We consider two types of the nonlinear elastic Cosserat media: a full one, in which the strain energy depends both on the Cosserat deformation tensor and wryness tensor, and the reduced one, in which the strain energy depends only on the Cosserat deformation tensor, thus excluding its dependence on the gradient of micro-rotation. For these media, we obtain the equations for small deviations for an arbitrary nonlinear equilibrium and any type of elastic energy, which can be expanded into the Taylor series near this equilibrium. Then we consider an isotropic material under isotropic tension or compression and show that the equations for small deviations coincide with the equations of motion for the corresponding linear elastic continuum.
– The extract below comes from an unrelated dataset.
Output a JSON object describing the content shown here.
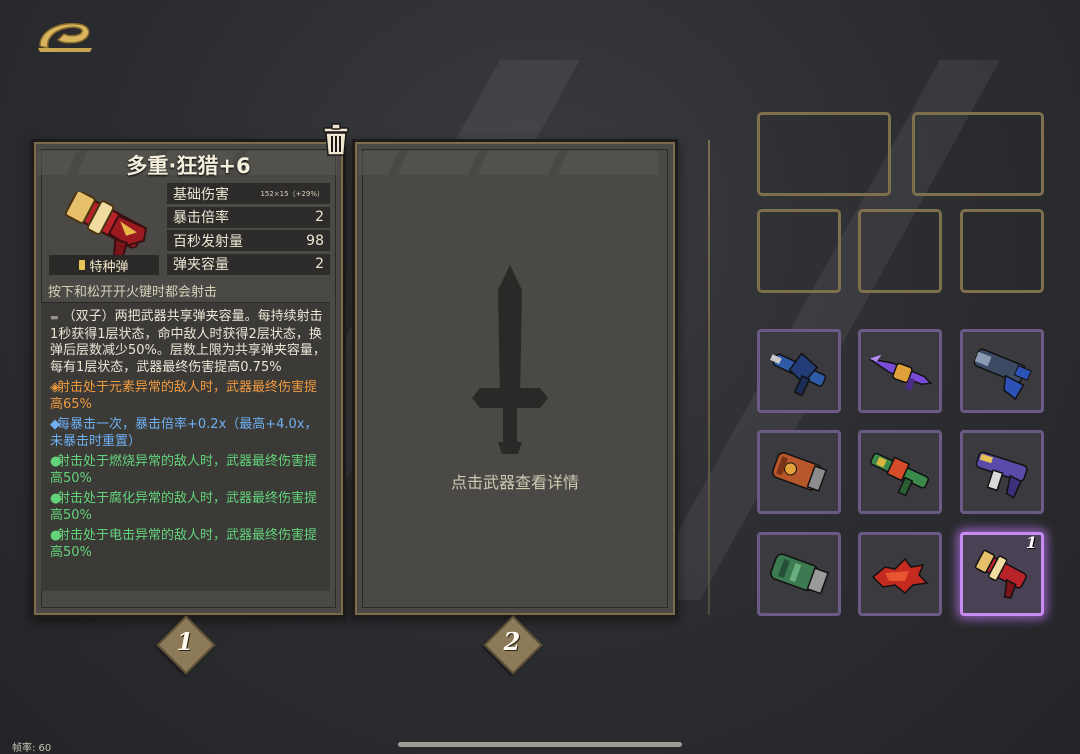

For a wide class of materials with convex energy, strong compression leads to the instability of the medium caused by shear perturbations, and strong tension—to the instability with respect to shear–rotational perturbations. The last mechanism of instability is absent in the classical elastic continuum. For the reduced medium in the stable domain, shear–rotational wave has a forbidden band of frequencies, demonstrates strong dispersion near this zone, and there is a resonant frequency corresponding to the independent rotational oscillations. Characteristic frequencies depend on the stress state. Thus, it is a single negative acoustic metamaterial with a tunable band gap, depending on the nonlinear stress state, with respect to the shear waves. In the forbidden zone, localization phenomena near heterogeneities are present.